Michele Santelia e il Codice di Hammurabi
Con l’aggiunta del Codice di Hammurabi Backwards la torre di libri al contrario, denominata dall’autore “The Tower of Babel Backwards”, ora misura 7,14 metri e pesa 1.069,10 chilogrammi. Ma che cosa è il Codice di Hammurabi e perché lo ha dedicato alle donne di tutto il mondo che hanno subito violenze ed abusi? Il Santelia considera il Codice di Hammurabi il primo codice di leggi scritte. Grazie al quale i sudditi di quei tempi potevano sentirsi tutelati, anche se era molto severa e per alcuni crimini contemplava la “Legge del Taglione”. Tanto per sgombrare il campo da eventuali critiche buoniste ci tiene a precisare che la Legge del Taglione è citata anche nella Bibbia. Pur essendo un insieme di leggi e di norme severe, tutelava, per esempio, molto i sottoposti al capofamiglia. Quindi soprattutto le donne, che aveva qualsiasi potere, anche di vita o di morte sui suoi familiari.

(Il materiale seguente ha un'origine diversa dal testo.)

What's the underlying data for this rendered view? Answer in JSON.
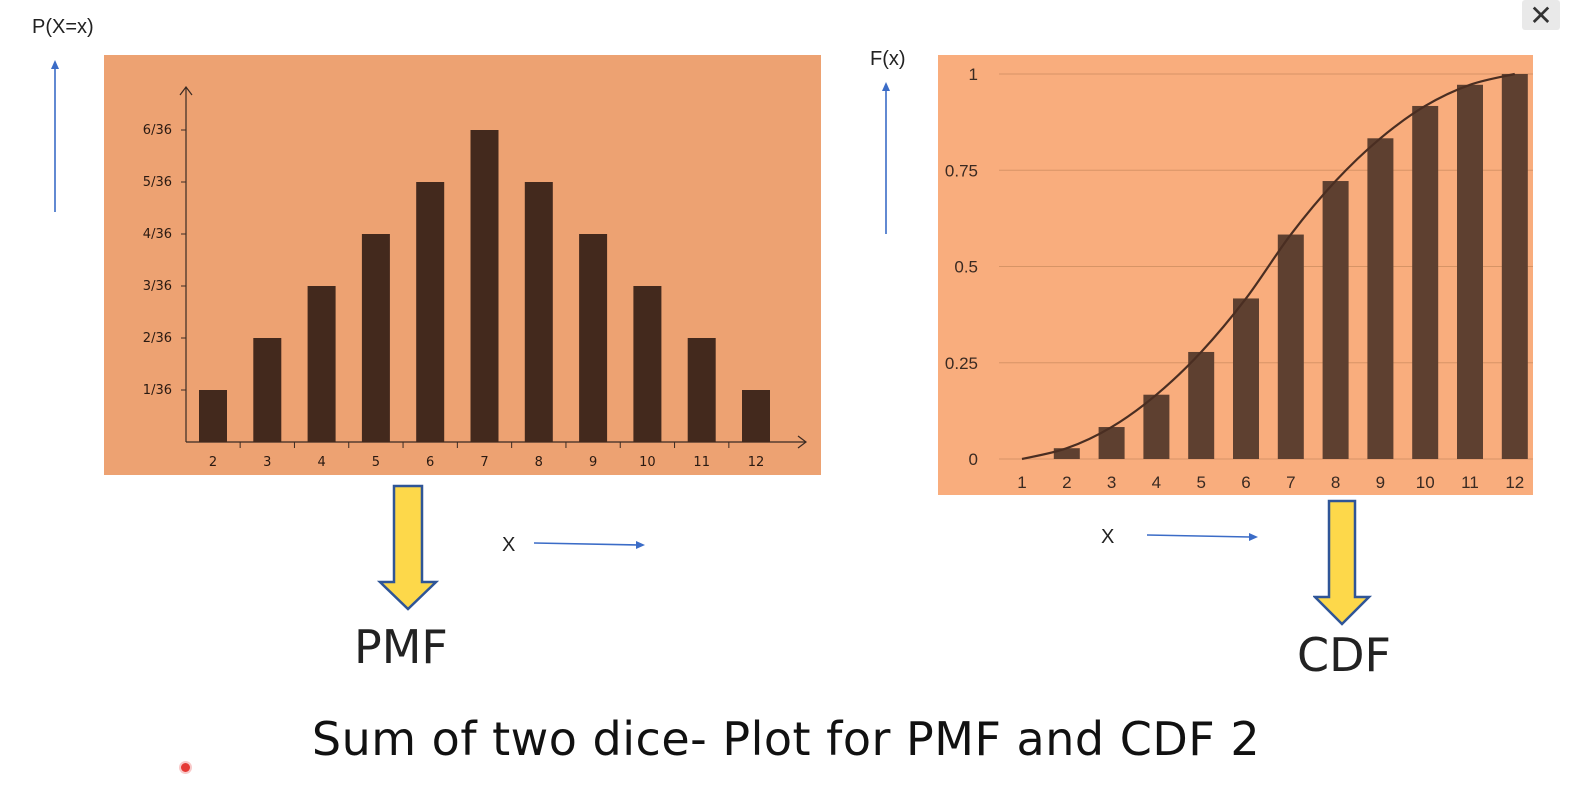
{
  "window": {
    "close_label": "✕"
  },
  "slide": {
    "title": "Sum of two dice- Plot for PMF and CDF 2",
    "pmf_label": "PMF",
    "cdf_label": "CDF",
    "pmf_y_axis_label": "P(X=x)",
    "cdf_y_axis_label": "F(x)",
    "pmf_x_axis_label": "X",
    "cdf_x_axis_label": "X"
  },
  "colors": {
    "pmf_bg": "#eda272",
    "cdf_bg": "#f9ad7d",
    "bar": "#43291d",
    "cdf_bar": "#5e4030",
    "arrow_blue": "#3b6cc7",
    "arrow_yellow": "#fdd84a",
    "arrow_yellow_border": "#2f5597"
  },
  "chart_data": [
    {
      "type": "bar",
      "categories": [
        "2",
        "3",
        "4",
        "5",
        "6",
        "7",
        "8",
        "9",
        "10",
        "11",
        "12"
      ],
      "values": [
        1,
        2,
        3,
        4,
        5,
        6,
        5,
        4,
        3,
        2,
        1
      ],
      "y_tick_labels": [
        "1/36",
        "2/36",
        "3/36",
        "4/36",
        "5/36",
        "6/36"
      ],
      "y_tick_values": [
        1,
        2,
        3,
        4,
        5,
        6
      ],
      "ylim": [
        0,
        7
      ],
      "grid": false
    },
    {
      "type": "bar",
      "categories": [
        "1",
        "2",
        "3",
        "4",
        "5",
        "6",
        "7",
        "8",
        "9",
        "10",
        "11",
        "12"
      ],
      "values": [
        0,
        0.028,
        0.083,
        0.167,
        0.278,
        0.417,
        0.583,
        0.722,
        0.833,
        0.917,
        0.972,
        1.0
      ],
      "y_tick_labels": [
        "0",
        "0.25",
        "0.5",
        "0.75",
        "1"
      ],
      "y_tick_values": [
        0,
        0.25,
        0.5,
        0.75,
        1
      ],
      "ylim": [
        0,
        1
      ],
      "grid": true,
      "overlay": "line"
    }
  ]
}
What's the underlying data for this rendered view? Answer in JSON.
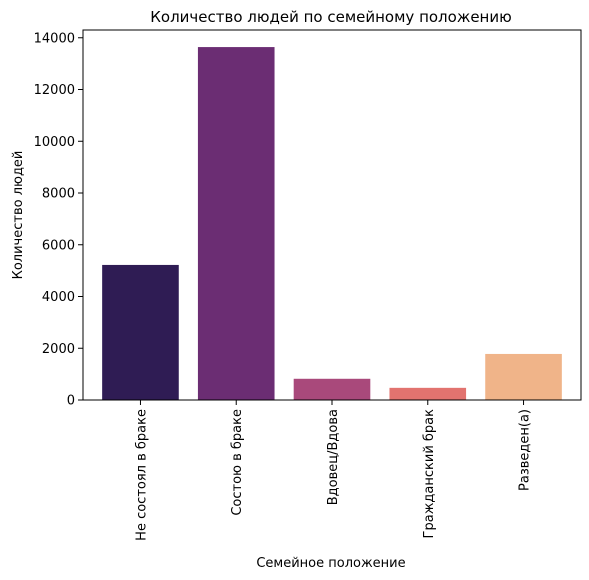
{
  "chart_data": {
    "type": "bar",
    "title": "Количество людей по семейному положению",
    "xlabel": "Семейное положение",
    "ylabel": "Количество людей",
    "categories": [
      "Не состоял в браке",
      "Состою в браке",
      "Вдовец/Вдова",
      "Гражданский брак",
      "Разведен(а)"
    ],
    "values": [
      5220,
      13640,
      820,
      470,
      1780
    ],
    "colors": [
      "#2f1c54",
      "#6b2d73",
      "#a9497b",
      "#e2736f",
      "#f0b489"
    ],
    "ylim": [
      0,
      14300
    ],
    "yticks": [
      0,
      2000,
      4000,
      6000,
      8000,
      10000,
      12000,
      14000
    ],
    "ytick_labels": [
      "0",
      "2000",
      "4000",
      "6000",
      "8000",
      "10000",
      "12000",
      "14000"
    ],
    "grid": false,
    "legend": "none"
  }
}
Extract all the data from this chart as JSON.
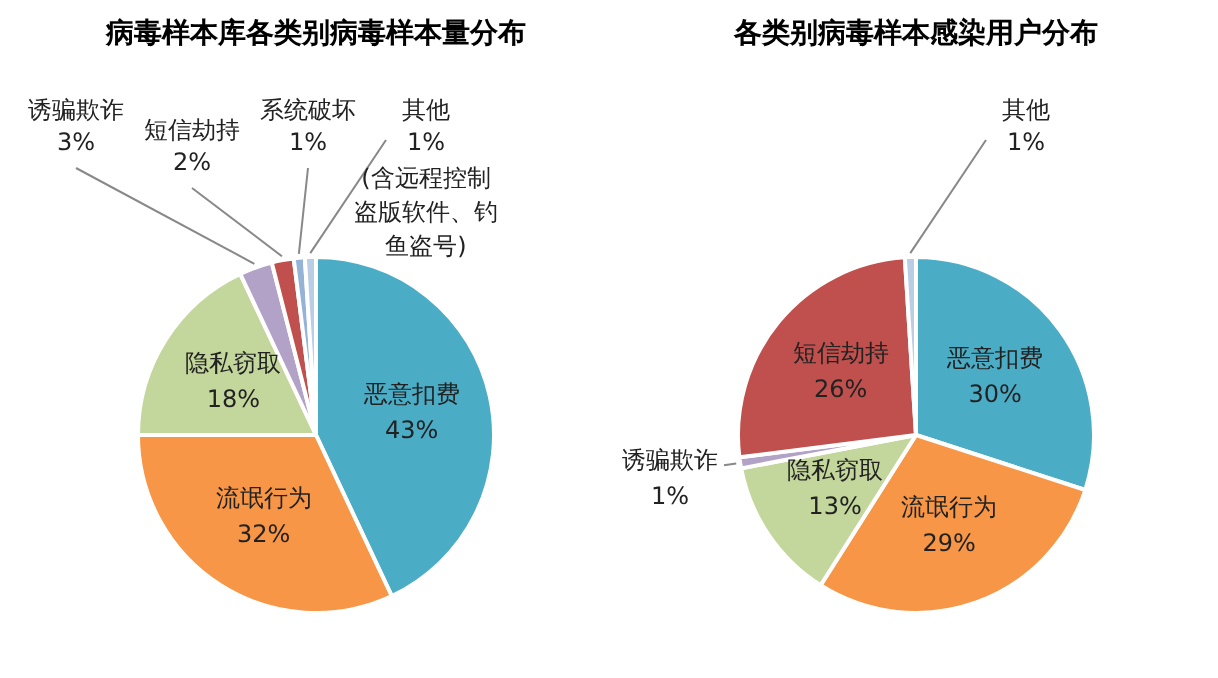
{
  "chart_data": [
    {
      "type": "pie",
      "title": "病毒样本库各类别病毒样本量分布",
      "categories": [
        "恶意扣费",
        "流氓行为",
        "隐私窃取",
        "诱骗欺诈",
        "短信劫持",
        "系统破坏",
        "其他"
      ],
      "values": [
        43,
        32,
        18,
        3,
        2,
        1,
        1
      ],
      "value_labels": [
        "43%",
        "32%",
        "18%",
        "3%",
        "2%",
        "1%",
        "1%"
      ],
      "colors": [
        "#4bacc6",
        "#f79646",
        "#c3d69b",
        "#b3a2c7",
        "#c0504d",
        "#95b3d7",
        "#b9cde5"
      ],
      "annotations": [
        "(含远程控制盗版软件、钓鱼盗号)"
      ]
    },
    {
      "type": "pie",
      "title": "各类别病毒样本感染用户分布",
      "categories": [
        "恶意扣费",
        "流氓行为",
        "隐私窃取",
        "诱骗欺诈",
        "短信劫持",
        "其他"
      ],
      "values": [
        30,
        29,
        13,
        1,
        26,
        1
      ],
      "value_labels": [
        "30%",
        "29%",
        "13%",
        "1%",
        "26%",
        "1%"
      ],
      "colors": [
        "#4bacc6",
        "#f79646",
        "#c3d69b",
        "#b3a2c7",
        "#c0504d",
        "#b9cde5"
      ]
    }
  ]
}
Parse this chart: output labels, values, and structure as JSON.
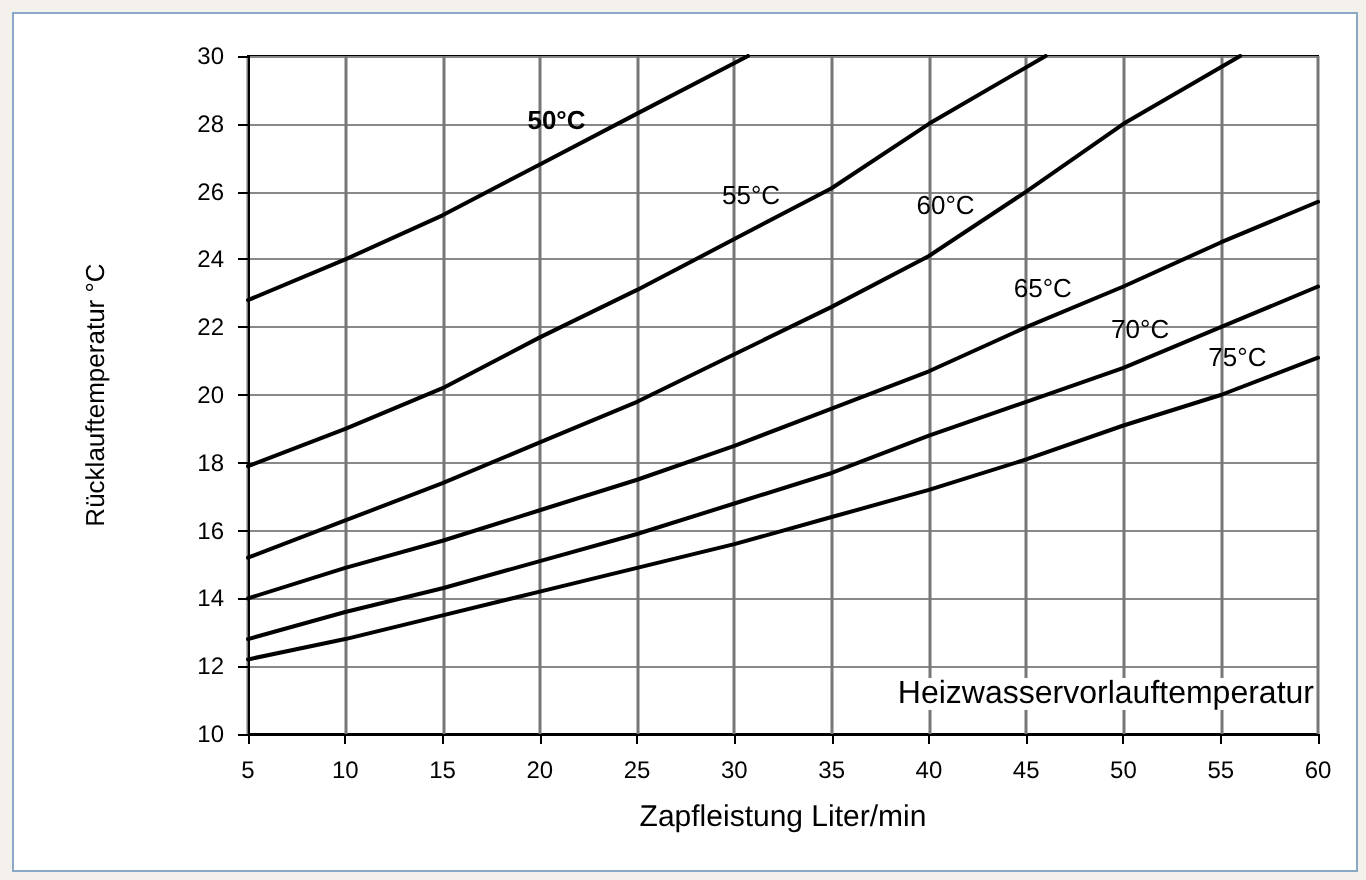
{
  "chart_data": {
    "type": "line",
    "xlabel": "Zapfleistung Liter/min",
    "ylabel": "Rücklauftemperatur °C",
    "annotations": [
      "Heizwasservorlauftemperatur"
    ],
    "xlim": [
      5,
      60
    ],
    "xticks": [
      5,
      10,
      15,
      20,
      25,
      30,
      35,
      40,
      45,
      50,
      55,
      60
    ],
    "ylim": [
      10,
      30
    ],
    "yticks": [
      10,
      12,
      14,
      16,
      18,
      20,
      22,
      24,
      26,
      28,
      30
    ],
    "grid": true,
    "legend": false,
    "marker": "none",
    "line_style": "solid",
    "series": [
      {
        "name": "50°C",
        "color": "#000000",
        "x": [
          5,
          10,
          15,
          20,
          25,
          30.7
        ],
        "values": [
          22.8,
          24.0,
          25.3,
          26.8,
          28.3,
          30
        ]
      },
      {
        "name": "55°C",
        "color": "#000000",
        "x": [
          5,
          10,
          15,
          20,
          25,
          30,
          35,
          40,
          46
        ],
        "values": [
          17.9,
          19.0,
          20.2,
          21.7,
          23.1,
          24.6,
          26.1,
          28.0,
          30
        ]
      },
      {
        "name": "60°C",
        "color": "#000000",
        "x": [
          5,
          10,
          15,
          20,
          25,
          30,
          35,
          40,
          45,
          50,
          56
        ],
        "values": [
          15.2,
          16.3,
          17.4,
          18.6,
          19.8,
          21.2,
          22.6,
          24.1,
          26.0,
          28.0,
          30
        ]
      },
      {
        "name": "65°C",
        "color": "#000000",
        "x": [
          5,
          10,
          15,
          20,
          25,
          30,
          35,
          40,
          45,
          50,
          55,
          60
        ],
        "values": [
          14.0,
          14.9,
          15.7,
          16.6,
          17.5,
          18.5,
          19.6,
          20.7,
          22.0,
          23.2,
          24.5,
          25.7
        ]
      },
      {
        "name": "70°C",
        "color": "#000000",
        "x": [
          5,
          10,
          15,
          20,
          25,
          30,
          35,
          40,
          45,
          50,
          55,
          60
        ],
        "values": [
          12.8,
          13.6,
          14.3,
          15.1,
          15.9,
          16.8,
          17.7,
          18.8,
          19.8,
          20.8,
          22.0,
          23.2
        ]
      },
      {
        "name": "75°C",
        "color": "#000000",
        "x": [
          5,
          10,
          15,
          20,
          25,
          30,
          35,
          40,
          45,
          50,
          55,
          60
        ],
        "values": [
          12.2,
          12.8,
          13.5,
          14.2,
          14.9,
          15.6,
          16.4,
          17.2,
          18.1,
          19.1,
          20.0,
          21.1
        ]
      }
    ]
  }
}
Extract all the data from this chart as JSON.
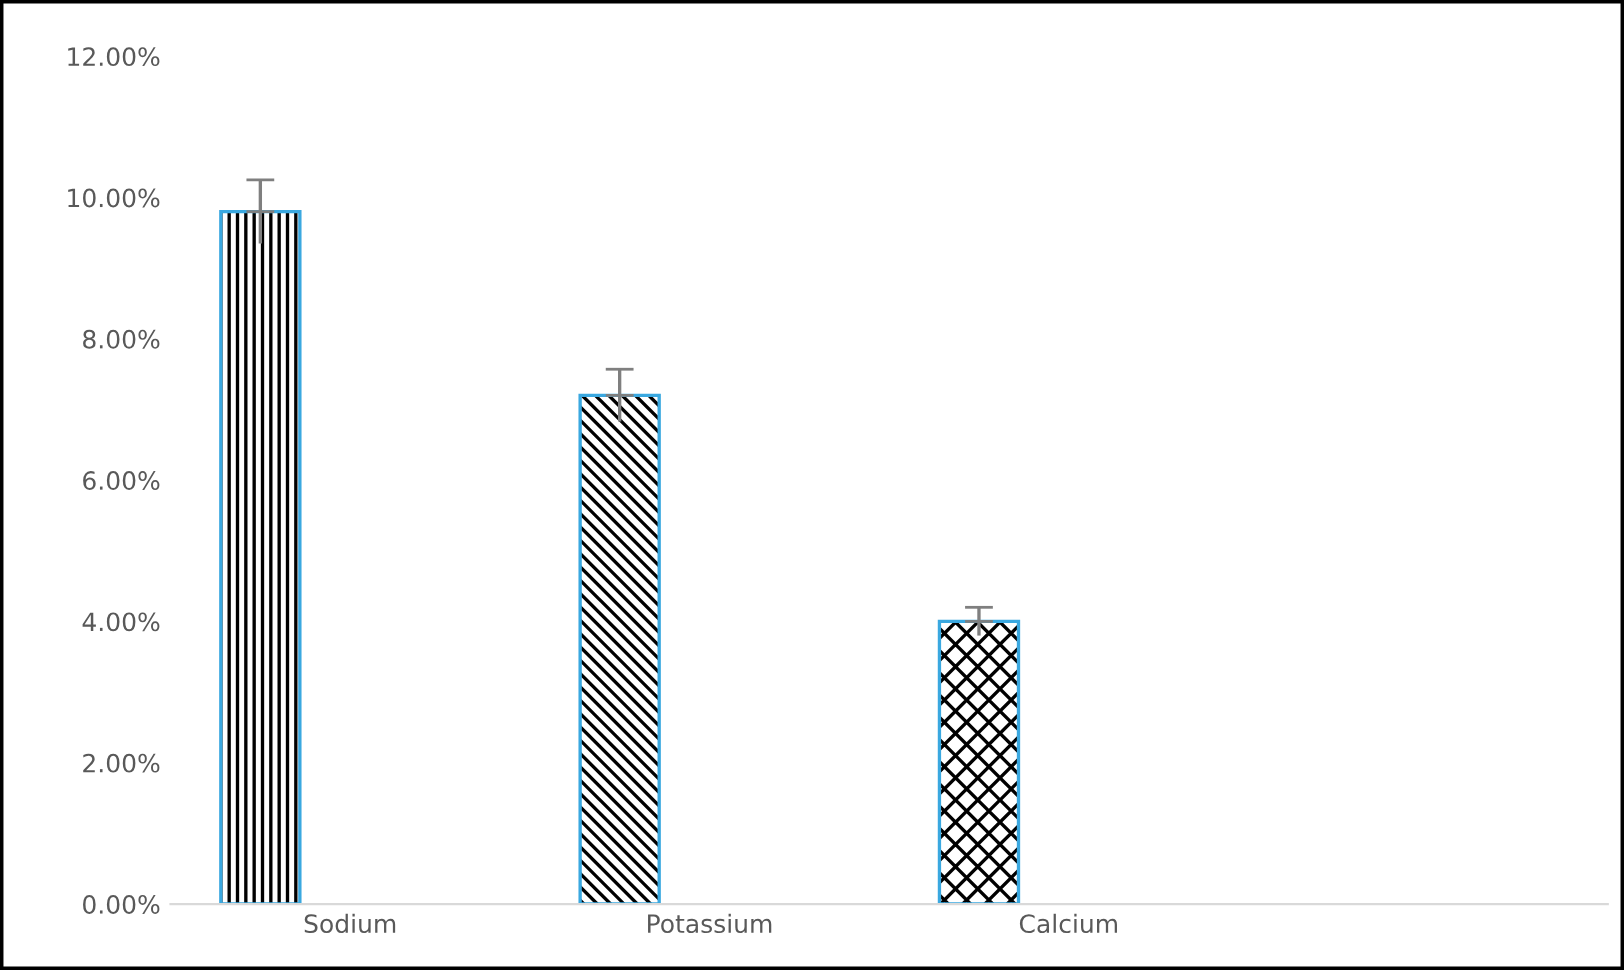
{
  "chart_data": {
    "type": "bar",
    "categories": [
      "Sodium",
      "Potassium",
      "Calcium",
      null
    ],
    "series": [
      {
        "color": "#3aa8e0",
        "values": [
          9.8,
          7.2,
          4.0,
          null
        ],
        "errors": [
          0.45,
          0.37,
          0.2,
          null
        ]
      }
    ],
    "ylim": [
      0,
      12
    ],
    "yticks": [
      {
        "value": 0,
        "label": "0.00%"
      },
      {
        "value": 2,
        "label": "2.00%"
      },
      {
        "value": 4,
        "label": "4.00%"
      },
      {
        "value": 6,
        "label": "6.00%"
      },
      {
        "value": 8,
        "label": "8.00%"
      },
      {
        "value": 10,
        "label": "10.00%"
      },
      {
        "value": 12,
        "label": "12.00%"
      }
    ],
    "grid": false
  }
}
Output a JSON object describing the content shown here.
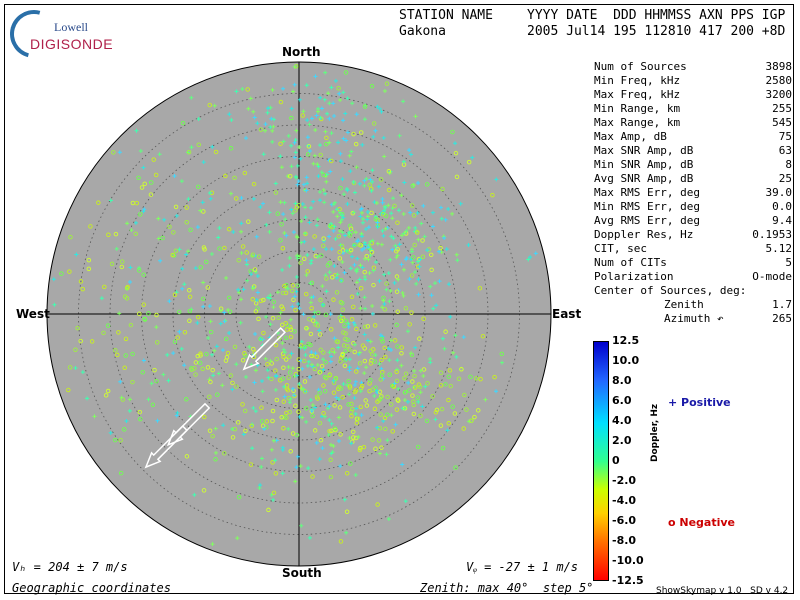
{
  "logo": {
    "line1": "Lowell",
    "line2": "DIGISONDE"
  },
  "header": {
    "labels_left": "STATION NAME",
    "labels_right": "YYYY DATE  DDD HHMMSS AXN PPS IGP",
    "station": "Gakona",
    "values": "2005 Jul14 195 112810 417 200 +8D"
  },
  "stats": [
    {
      "label": "Num of Sources",
      "value": "3898"
    },
    {
      "label": "Min Freq, kHz",
      "value": "2580"
    },
    {
      "label": "Max Freq, kHz",
      "value": "3200"
    },
    {
      "label": "Min Range, km",
      "value": "255"
    },
    {
      "label": "Max Range, km",
      "value": "545"
    },
    {
      "label": "Max Amp, dB",
      "value": "75"
    },
    {
      "label": "Max SNR Amp, dB",
      "value": "63"
    },
    {
      "label": "Min SNR Amp, dB",
      "value": "8"
    },
    {
      "label": "Avg SNR Amp, dB",
      "value": "25"
    },
    {
      "label": "Max RMS Err, deg",
      "value": "39.0"
    },
    {
      "label": "Min RMS Err, deg",
      "value": "0.0"
    },
    {
      "label": "Avg RMS Err, deg",
      "value": "9.4"
    },
    {
      "label": "Doppler Res, Hz",
      "value": "0.1953"
    },
    {
      "label": "CIT, sec",
      "value": "5.12"
    },
    {
      "label": "Num of CITs",
      "value": "5"
    },
    {
      "label": "Polarization",
      "value": "O-mode"
    }
  ],
  "center": {
    "title": "Center of Sources, deg:",
    "zenith_label": "Zenith",
    "zenith_value": "1.7",
    "azimuth_label": "Azimuth ↶",
    "azimuth_value": "265"
  },
  "compass": {
    "north": "North",
    "south": "South",
    "east": "East",
    "west": "West"
  },
  "colorbar": {
    "ticks": [
      "12.5",
      "10.0",
      "8.0",
      "6.0",
      "4.0",
      "2.0",
      "0",
      "-2.0",
      "-4.0",
      "-6.0",
      "-8.0",
      "-10.0",
      "-12.5"
    ],
    "label": "Doppler, Hz"
  },
  "legend": {
    "positive": "+ Positive",
    "negative": "o Negative"
  },
  "footer": {
    "vh": "Vₕ = 204 ± 7 m/s",
    "vz": "Vᵩ = -27 ± 1 m/s",
    "coords": "Geographic coordinates",
    "zenith": "Zenith: max 40°  step 5°",
    "version": "ShowSkymap v 1.0   SD v 4.2"
  },
  "colors": {
    "disc": "#a8a8a8",
    "positive": "#1a1aa8",
    "negative": "#cc0000"
  },
  "skymap": {
    "zenith_max_deg": 40,
    "zenith_step_deg": 5,
    "arrows": [
      {
        "azimuth_deg": 225,
        "zenith_deg": 25
      },
      {
        "azimuth_deg": 225,
        "zenith_deg": 8
      },
      {
        "azimuth_deg": 225,
        "zenith_deg": 30
      }
    ]
  }
}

La motivazione della dedica
Le motivazioni che lo hanno spinto a dedicare l’opera alle donne di tutto il mondo vittime di violenze ed abusi sono date proprio dal fatto che i reati ed i crimini commessi ancora oggi, nei confronti anche dei minori, dovrebbero essere puniti con maggiore severità. Così come aveva legiferato e sentenziato il mitologico Hammurabi quasi quattromila anni fa, per Santelia chi commette un delitto deve essere punito in eguale misura. Per esempio, chi uccide una donna deve rimanere in carcere per tutta la vita. E’ necessaria quindi l’assoluta certezza di una pena severa ed esemplare e soprattutto senza sconti futuri. Nessuna riabilitazione per chi massacra la propria moglie, la propria compagna, una donna o un minore. Invece molte volte, tali crimini vengono puniti in maniera molto blanda. I criminali che se ne sono macchiati ogni tanto riacquistano la libertà, dopo aver scontato solo qualche anno di prigione.

Michel Santelia e il suo scrivere al contrario
Ha dedicato quindi The Code of Hammurabi Backwards alle donne di tutto il mondo per difenderle, nel suo piccolo, dalla criminale violenza di alcuni uomini. Augurandosi nel contempo che tutti coloro che si rendano rei di tali crimini atroci non abbiano più la possibilità di ricommetterli di nuovo e che siano detenuti a vita. Ovviamente si auspica anche tanta, tantissima prevenzione al fine di evitare inutili martiri per tutte quelle donne che vengono uccise a tradimento. Attualmente Santelia è però molto scettico al riguardo. “Quante donne sarebbero ancora vive se lo Stato, dopo inutili denunce da parte di donne che si sentivano minacciate, avesse subito arrestato i loro aguzzini!” A Santelia piace ribadire ancora una volta che “scrive al contrario proprio per contestare un mondo che paradossalmente va alla rovescia!”

Il suo prossimo record al contrario
La prossima opera che ritrascriverà al contrario sarà l’Orlando Furioso di Ludovico Ariosto. La dedicherà alla “dolce Greta Thunberg” e alla sua nobile impresa a favore di uno sviluppo sostenibile e contro il cambiamento climatico. Inoltre il Santelia sta preparando un’altra grande impresa. Dopo l’Orlando Furioso al contrario, ha intenzione di ritrascrivere al contrario, pensate, tutte le canzoni della musica italiana del Festival di Sanremo dal 1951 al 2020. Ne uscirà un librone molto grande e spesso del peso di oltre 100 chilogrammi sul quale riporterà i testi di oltre 1500 canzoni sanremesi. Dedicherà quest’altro particolare record, se riuscirà a farlo entrare nel Guinness dei Primati di tutto il mondo al “Festival di Sanremo e alla Canzone Italiana” che ha fatto grande l’Italia nella musica e nello spettacolo.